Lecanemab darf vorläufig bei den Sprunginnovationen eingruppiert werden. Es ist kein Wundermittel und kann die Alzheimer-Erkrankung nicht heilen. Aber der Antikörper ist die erste verlaufsmodifizierende Therapie, die es auf den deutschen Markt geschafft hat. Die bereits verfügbaren Acteylcholinesterase-Hemmer und Memantin wirken rein symptomatisch.
Wegen der sehr eng gefassten Indikation kommt nur ein geringer Teil von Patienten für die Therapie mit Lecanemab infrage – in Deutschland ist es vielleicht eine kleine fünfstellige Zahl. Das sind nicht viele, aber wenn diese Patienten rechtzeitig gefunden werden, dürfen sie tatsächlich einen Erfolg erwarten.

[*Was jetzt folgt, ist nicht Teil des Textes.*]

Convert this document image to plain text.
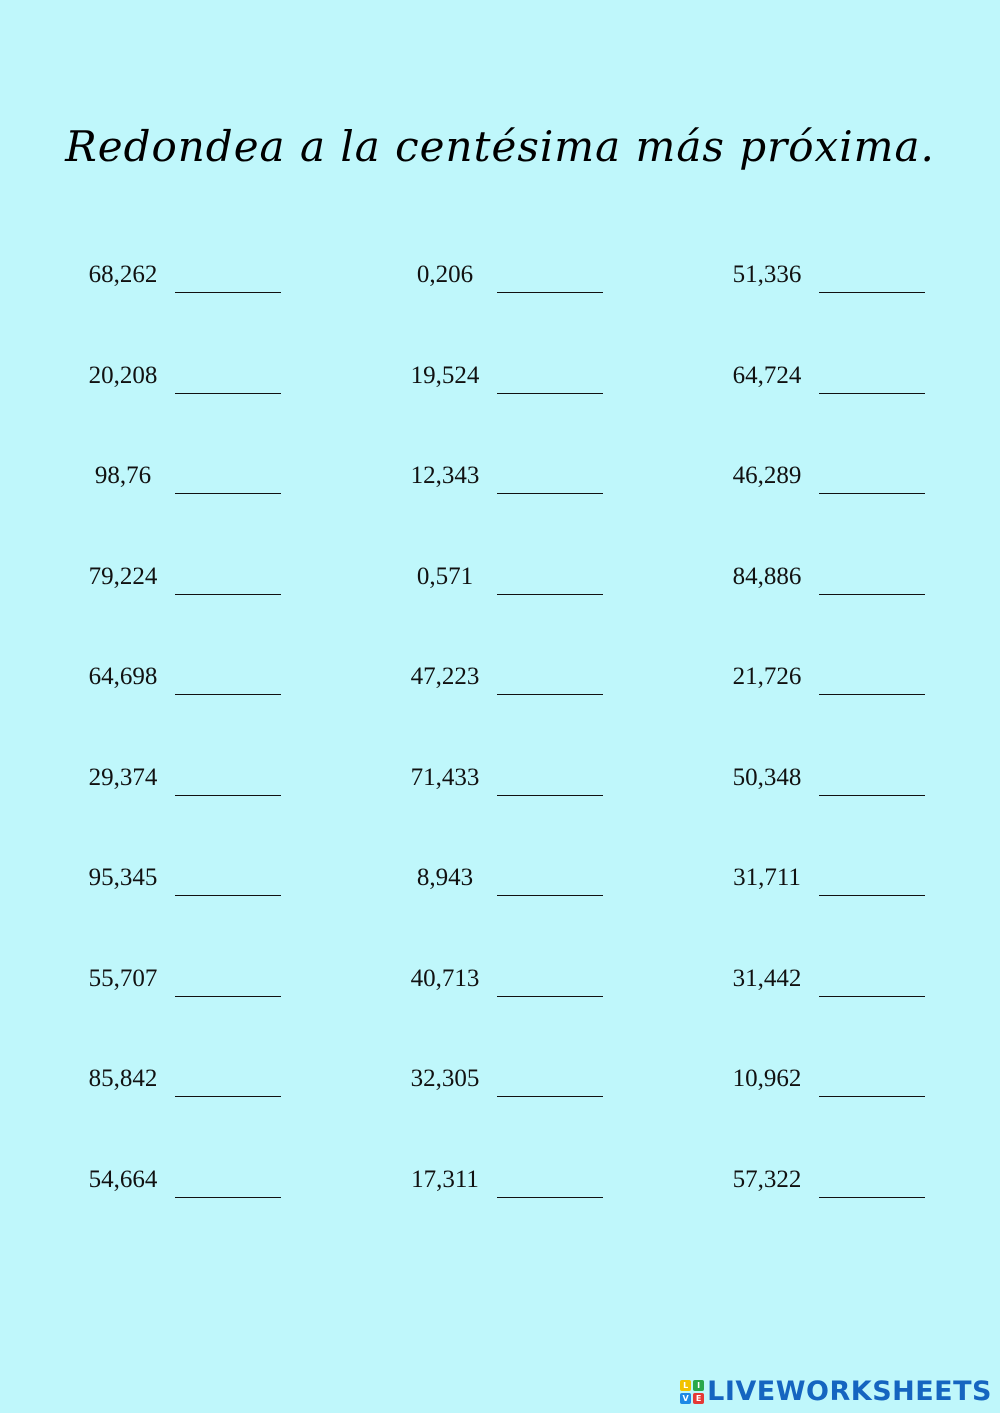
Redondea a la centésima más próxima.
68,262
20,208
98,76
79,224
64,698
29,374
95,345
55,707
85,842
54,664
0,206
19,524
12,343
0,571
47,223
71,433
8,943
40,713
32,305
17,311
51,336
64,724
46,289
84,886
21,726
50,348
31,711
31,442
10,962
57,322
L	I
V E LIVEWORKSHEETS
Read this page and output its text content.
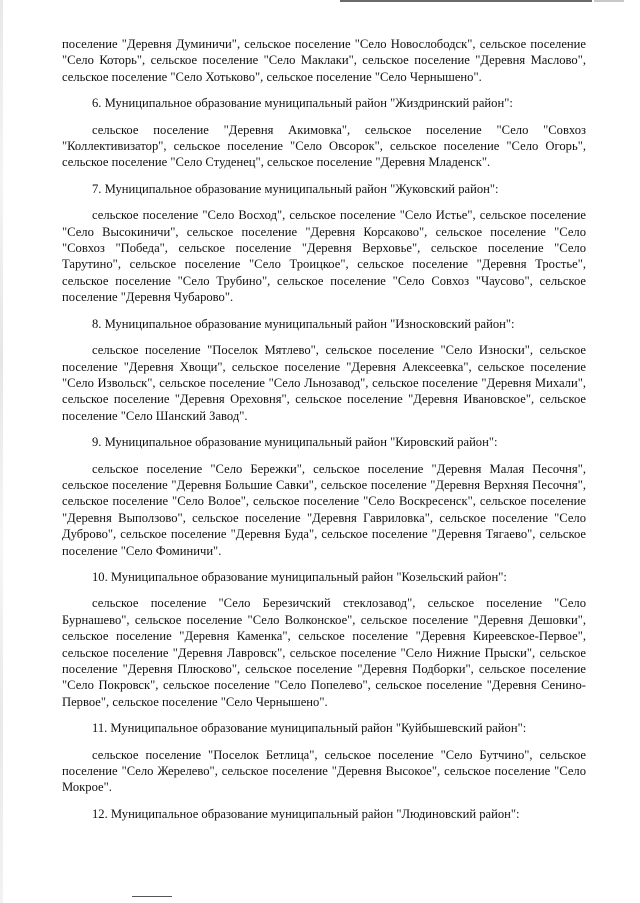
поселение "Деревня Думиничи", сельское поселение "Село Новослободск", сельское поселение "Село Которь", сельское поселение "Село Маклаки", сельское поселение "Деревня Маслово", сельское поселение "Село Хотьково", сельское поселение "Село Чернышено".

6. Муниципальное образование муниципальный район "Жиздринский район":

сельское поселение "Деревня Акимовка", сельское поселение "Село "Совхоз "Коллективизатор", сельское поселение "Село Овсорок", сельское поселение "Село Огорь", сельское поселение "Село Студенец", сельское поселение "Деревня Младенск".

7. Муниципальное образование муниципальный район "Жуковский район":

сельское поселение "Село Восход", сельское поселение "Село Истье", сельское поселение "Село Высокиничи", сельское поселение "Деревня Корсаково", сельское поселение "Село "Совхоз "Победа", сельское поселение "Деревня Верховье", сельское поселение "Село Тарутино", сельское поселение "Село Троицкое", сельское поселение "Деревня Тростье", сельское поселение "Село Трубино", сельское поселение "Село Совхоз "Чаусово", сельское поселение "Деревня Чубарово".

8. Муниципальное образование муниципальный район "Износковский район":

сельское поселение "Поселок Мятлево", сельское поселение "Село Износки", сельское поселение "Деревня Хвощи", сельское поселение "Деревня Алексеевка", сельское поселение "Село Извольск", сельское поселение "Село Льнозавод", сельское поселение "Деревня Михали", сельское поселение "Деревня Ореховня", сельское поселение "Деревня Ивановское", сельское поселение "Село Шанский Завод".

9. Муниципальное образование муниципальный район "Кировский район":

сельское поселение "Село Бережки", сельское поселение "Деревня Малая Песочня", сельское поселение "Деревня Большие Савки", сельское поселение "Деревня Верхняя Песочня", сельское поселение "Село Волое", сельское поселение "Село Воскресенск", сельское поселение "Деревня Выползово", сельское поселение "Деревня Гавриловка", сельское поселение "Село Дуброво", сельское поселение "Деревня Буда", сельское поселение "Деревня Тягаево", сельское поселение "Село Фоминичи".

10. Муниципальное образование муниципальный район "Козельский район":

сельское поселение "Село Березичский стеклозавод", сельское поселение "Село Бурнашево", сельское поселение "Село Волконское", сельское поселение "Деревня Дешовки", сельское поселение "Деревня Каменка", сельское поселение "Деревня Киреевское-Первое", сельское поселение "Деревня Лавровск", сельское поселение "Село Нижние Прыски", сельское поселение "Деревня Плюсково", сельское поселение "Деревня Подборки", сельское поселение "Село Покровск", сельское поселение "Село Попелево", сельское поселение "Деревня Сенино-Первое", сельское поселение "Село Чернышено".

11. Муниципальное образование муниципальный район "Куйбышевский район":

сельское поселение "Поселок Бетлица", сельское поселение "Село Бутчино", сельское поселение "Село Жерелево", сельское поселение "Деревня Высокое", сельское поселение "Село Мокрое".

12. Муниципальное образование муниципальный район "Людиновский район":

Patienten, die mit Lecanemab behandelt werden, verweilen länger in frühen Krankheitsstadien – mit zunehmender Stärke des Behandlungseffekts im Zeitverlauf. Innerhalb von 18 Monaten ist ein »Gewinn« von etwa sechs Monaten zu erwarten, der sich bei einer vierjährigen Therapie auf zwölf Monate verlängern kann. Auch auf die Lebensqualität der Betroffenen wirkt sich die Therapie positiv aus, was betreuende Personen entlastet.
Wichtig ist, dass der neue Antikörper möglichst nur von Ärzten eingesetzt wird, die viel Erfahrung mit der Alzheimer-Behandlung haben. Denn vor und unter der Therapie gibt es eine Menge zu prüfen – vom ApoE ε4-Status über regelmäßige MRT-Untersuchungen und deren Auswertung (Stichwort: ARIA) bis hin zur Kontraindikation Antikoagulation. Gerade erst gab es einen Rote-Hand-Brief zu dem Wirkstoff, der am Anfang der Therapie noch eine weitere MRT-Untersuchung vorschreibt. Das ist auch sinnvoll, denn ARIA sind vor allem ein Phänomen der ersten Monate.
Es gilt zukünftig sicher auch, weiter zu lernen, etwa ob Frauen möglicherweise weniger von Lecanemab profitieren als Männer. Eine Post-hoc-Auswertung, die zu diesem Ergebnis kam, ist ein Hinweis, aber kein Beweis. Wichtig sind daher nun Registerstudien, nicht nur zu möglichen Gender-Effekten.
Spannend wird sein, wie der Gemeinsame Bundesausschuss (G-BA) den Zusatznutzen von Lecanemab einstuft. Den Beschluss erwartet der Hersteller im ersten Quartal 2026. Aus pharmazeutischer Sicht kann man sagen, dass Lecanemab sicher keinen Wow-Effekt hervorruft, aber ein Anfang geschafft ist. Mit Donanemab wird aller Voraussicht nach demnächst ein weiterer ähnlicher Antikörper auf den deutschen Markt kommen. Es ist zu hoffen, dass künftige Generationen von Wirkstoffen mit noch besseren Effekten folgen werden. Gegebenenfalls nehmen auch Therapien, die vor allem auf das Tau-Protein abzielen, an Fahrt auf.